Arte y VIH
A cuarenta años de la aparición del primer caso de VIH, un repaso por las obras artísticas más emblemáticas que tomaron la muerte como excusa para hablar de la vida. Las victorias obtenidas y las deudas pendientes.
Antes de la pandemia de la COVID hubo otra que reptó subrepticia por los bordes de lo visible. Era diciembre de 1981 cuando se daba a conocer el primer caso de VIH en el mundo. Y se puso en escena la precariedad de ciertos cuerpos frente a los dispositivos biopolíticos de normalización social impulsados tanto desde el reflujo conservador como desde las estrategias de “prevención”, en nombre de la contención de los excesos.
Frente a la devastación y la muerte, producir obras artísticas a partir del virus fue el modo, desesperado en muchos casos, de generar otros relatos que se opusieran a la finitud; poner en primer plano el deseo, la pulsión vital, el anhelo de seguir conservando un cuerpo más allá de que ese cuerpo estuviera infectado. “Salgamos de este velorio en un descapotable”, recuerda Marta Dillon que pensó al momento de empezar a escribir su mítica columna Vivir con virus. El escenario fue paradojal. A medida que los artistas lograban una mayor visibilidad, enfrentaban la proximidad de la muerte. En 1994, fallecieron de causas relacionadas al sida Liliana Maresca y Omar Schiliro; dos años más tarde, murió Feliciano Centurión. “Junto a la muerte de amigos jóvenes, amantes y colegas, se experimentaba incertidumbre, discriminación y desamparo institucional. Se generaron heridas colectivas y procesos de duelo que en la memoria se mezclan con las marcas de la represión de la última dictadura militar. La respuesta del arte ante la pandemia implicó un trabajo sobre lo más próximo.

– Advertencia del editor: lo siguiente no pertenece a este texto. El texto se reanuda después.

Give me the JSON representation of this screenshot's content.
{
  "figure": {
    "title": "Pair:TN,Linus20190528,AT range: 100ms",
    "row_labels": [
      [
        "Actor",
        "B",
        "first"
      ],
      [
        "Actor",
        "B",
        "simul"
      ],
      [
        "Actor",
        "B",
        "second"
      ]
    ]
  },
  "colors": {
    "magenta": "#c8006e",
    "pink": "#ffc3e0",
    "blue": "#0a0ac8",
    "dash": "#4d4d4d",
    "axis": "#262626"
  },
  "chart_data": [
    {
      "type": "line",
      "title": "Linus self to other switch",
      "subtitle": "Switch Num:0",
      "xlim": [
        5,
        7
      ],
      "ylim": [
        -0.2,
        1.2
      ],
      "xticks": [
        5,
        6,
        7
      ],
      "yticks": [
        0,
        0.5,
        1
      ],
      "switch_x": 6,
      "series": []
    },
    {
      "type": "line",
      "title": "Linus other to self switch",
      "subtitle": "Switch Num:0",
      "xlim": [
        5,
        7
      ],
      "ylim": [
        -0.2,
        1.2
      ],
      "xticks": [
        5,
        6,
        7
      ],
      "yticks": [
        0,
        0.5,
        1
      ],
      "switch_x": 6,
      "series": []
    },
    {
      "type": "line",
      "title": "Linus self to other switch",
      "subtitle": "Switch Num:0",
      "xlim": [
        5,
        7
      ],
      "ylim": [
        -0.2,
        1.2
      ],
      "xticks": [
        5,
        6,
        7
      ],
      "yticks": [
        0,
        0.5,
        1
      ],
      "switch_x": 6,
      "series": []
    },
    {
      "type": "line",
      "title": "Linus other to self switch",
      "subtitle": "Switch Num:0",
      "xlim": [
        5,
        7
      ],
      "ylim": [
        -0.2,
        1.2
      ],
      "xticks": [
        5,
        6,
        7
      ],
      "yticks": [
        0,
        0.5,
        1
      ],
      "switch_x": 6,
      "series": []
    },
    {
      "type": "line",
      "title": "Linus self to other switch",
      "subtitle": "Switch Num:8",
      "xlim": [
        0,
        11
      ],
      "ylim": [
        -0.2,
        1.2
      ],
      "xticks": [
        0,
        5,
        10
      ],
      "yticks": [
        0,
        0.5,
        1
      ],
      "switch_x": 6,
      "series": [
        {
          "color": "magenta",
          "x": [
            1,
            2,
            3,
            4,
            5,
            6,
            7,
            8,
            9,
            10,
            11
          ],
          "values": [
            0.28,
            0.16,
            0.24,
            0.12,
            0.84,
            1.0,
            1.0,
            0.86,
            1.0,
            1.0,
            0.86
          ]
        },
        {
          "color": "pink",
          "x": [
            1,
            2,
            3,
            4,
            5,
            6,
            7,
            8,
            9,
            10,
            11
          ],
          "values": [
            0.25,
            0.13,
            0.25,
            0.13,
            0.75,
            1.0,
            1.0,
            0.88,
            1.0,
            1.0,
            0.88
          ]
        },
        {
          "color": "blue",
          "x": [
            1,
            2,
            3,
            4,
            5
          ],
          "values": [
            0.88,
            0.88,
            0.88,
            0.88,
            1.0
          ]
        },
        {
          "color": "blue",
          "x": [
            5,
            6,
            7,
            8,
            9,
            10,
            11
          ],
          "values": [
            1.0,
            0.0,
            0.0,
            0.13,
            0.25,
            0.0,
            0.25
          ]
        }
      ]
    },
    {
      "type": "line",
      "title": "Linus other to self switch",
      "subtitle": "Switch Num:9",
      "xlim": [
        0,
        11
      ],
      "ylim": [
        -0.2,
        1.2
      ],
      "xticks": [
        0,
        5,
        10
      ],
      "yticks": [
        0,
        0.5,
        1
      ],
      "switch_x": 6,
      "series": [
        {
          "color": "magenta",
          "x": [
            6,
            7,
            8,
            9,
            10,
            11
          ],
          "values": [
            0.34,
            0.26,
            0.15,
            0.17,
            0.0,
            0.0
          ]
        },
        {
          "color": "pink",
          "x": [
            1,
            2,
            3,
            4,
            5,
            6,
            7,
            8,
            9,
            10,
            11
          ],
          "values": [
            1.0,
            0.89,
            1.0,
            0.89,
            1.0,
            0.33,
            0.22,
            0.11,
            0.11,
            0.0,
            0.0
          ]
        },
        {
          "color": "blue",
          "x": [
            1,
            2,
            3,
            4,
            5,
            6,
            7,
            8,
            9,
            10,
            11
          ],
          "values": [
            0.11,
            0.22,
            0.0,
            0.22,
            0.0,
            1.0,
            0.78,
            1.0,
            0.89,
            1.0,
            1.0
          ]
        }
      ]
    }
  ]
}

Las afinidades se presentan en las operaciones y los materiales elegidos, en la mirada positiva sobre formas desprestigiadas por su relación con el mundo femenino, la baja cultura, las superficies cotidianas, la intimidad que puede resultar ominosa: una indefinición estética y disciplinar que el arte contemporáneo ha sabido jerarquizar”, explica Francisco Lemus en su libro Imágenes seropositivas. Prácticas artísticas y narrativas sobre el VIH en los 80 y 90.
Cuando el VIH, pensado como un cáncer gay, azotó sin piedad los cuerpos, la producción artística viró para convertir el estigma en bandera. Varios artistas trabajaron entorno a la enfermedad y la supervivencia, generando poéticas íntimas, codificables en complicidad con esa escena. Los exquisitos bordados de Feliciano Centurión, en los que aparecen frases amorosas y melancólicas sobre la enfermedad con el ritmo de un mantra; las fotografías de Alejandro Kuropatwa reunidas alrededor del concepto “Cóctel”; los objetos de Omar Schiliro, y la emblemática remera Yo tengo Sida, diseñada por Roberto Jacoby y Kiwi Sainz, son solo algunos ejemplos de cómo el arte trascendió los obituarios.
Pasaron cuarenta años desde la aparición del primer caso de VIH. Muchas cosas han cambiado desde entonces: ahora sabemos que los tratamientos son efectivos y que cuando el virus se vuelve indetectable también es intransmisible. A pesar de las victorias, algunos estigmas sobreviven. Es necesario seguir peleando para que todos los cuerpos valgan lo mismo.